Subcellular [Ca2+]i gradients during excitation-contraction coupling in newborn rabbit ventricular myocytes

The central role of T-tubule and sarcoplasmic reticulum (SR) diadic junctions in excitation-contraction (EC) coupling in adult (AD) ventricular myocytes suggests that their absence in newborn (NB) cells may manifest as an altered EC coupling phenotype. We used confocal microscopy to compare fluo-3 [Ca2+](i) transients in the subsarcolemmal space and cell center of field-stimulated NE and AD rabbit ventricular myocytes. Peak systolic [Ca2+](i) occurred sooner and was higher in the subsarcolemmal space compared with the cell center in NE myocytes. In AD myocytes, [Ca2+](i) rose and declined with similar profiles at the cell center and subsarcolemmal space. Disabling the SR (10 mu mol/L thapsigargin) slowed the rate of rise and decline of Ca2+ in AD myocytes but did not alter Ca2+ transient kinetics in NE myocytes. In contrast to adults, localized SR Ca2+ release events ("Ca2+ sparks") occurred predominantly at the cell periphery of NE myocytes. Immunolabeling experiments demonstrated overlapping distributions of the Na+-Ca2+ exchanger and ryanodine receptors (RyR2) in AD myocytes. In contrast, RyR2s were spatially separated from the sarcolemma in NE myocytes.
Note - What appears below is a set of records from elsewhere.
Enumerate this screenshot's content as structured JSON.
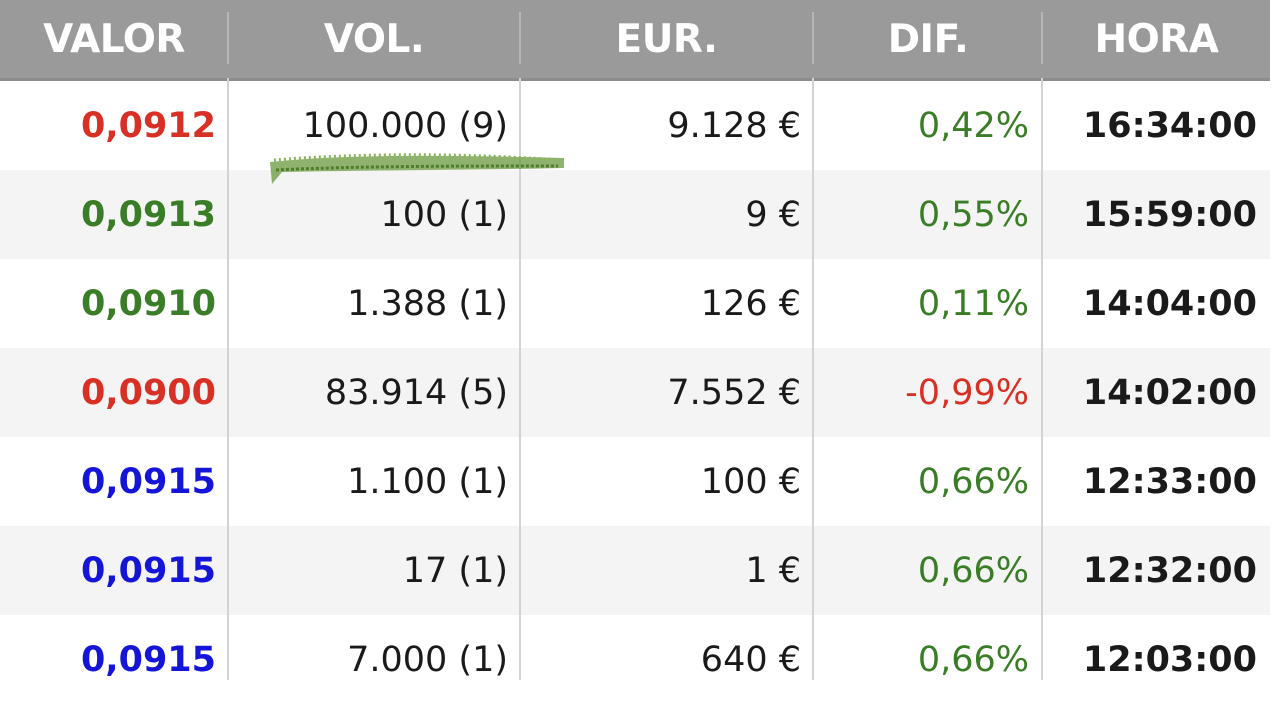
{
  "columns": [
    "VALOR",
    "VOL.",
    "EUR.",
    "DIF.",
    "HORA"
  ],
  "colors": {
    "up": "#3a7d27",
    "down": "#d93025",
    "neutral": "#1515d8",
    "scribble": "#6a9a3e"
  },
  "rows": [
    {
      "valor": "0,0912",
      "valor_color": "#d93025",
      "vol": "100.000 (9)",
      "eur": "9.128 €",
      "dif": "0,42%",
      "dif_color": "#3a7d27",
      "hora": "16:34:00"
    },
    {
      "valor": "0,0913",
      "valor_color": "#3a7d27",
      "vol": "100 (1)",
      "eur": "9 €",
      "dif": "0,55%",
      "dif_color": "#3a7d27",
      "hora": "15:59:00"
    },
    {
      "valor": "0,0910",
      "valor_color": "#3a7d27",
      "vol": "1.388 (1)",
      "eur": "126 €",
      "dif": "0,11%",
      "dif_color": "#3a7d27",
      "hora": "14:04:00"
    },
    {
      "valor": "0,0900",
      "valor_color": "#d93025",
      "vol": "83.914 (5)",
      "eur": "7.552 €",
      "dif": "-0,99%",
      "dif_color": "#d93025",
      "hora": "14:02:00"
    },
    {
      "valor": "0,0915",
      "valor_color": "#1515d8",
      "vol": "1.100 (1)",
      "eur": "100 €",
      "dif": "0,66%",
      "dif_color": "#3a7d27",
      "hora": "12:33:00"
    },
    {
      "valor": "0,0915",
      "valor_color": "#1515d8",
      "vol": "17 (1)",
      "eur": "1 €",
      "dif": "0,66%",
      "dif_color": "#3a7d27",
      "hora": "12:32:00"
    },
    {
      "valor": "0,0915",
      "valor_color": "#1515d8",
      "vol": "7.000 (1)",
      "eur": "640 €",
      "dif": "0,66%",
      "dif_color": "#3a7d27",
      "hora": "12:03:00"
    }
  ]
}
Confocal sarcolemmal imaging of di-8-ANEPPS-treated myocytes confirmed an extensive T-tubule network in AD cells, and that T-tubules are absent in NE myocytes. A mathematical model of subcellular Ca2+ dynamics predicts that Ca2+ flux via the Na+-Ca2+ exchanger during an action potential can account for the subsarcolemmal Ca2+ gradients in NE myocytes. Spatial separation of sarcolemmal Ca2+ entry from SR Ca2+ release channels may minimize the role of SR Ca2+ release during normal EC coupling in NE ventricular myocytes.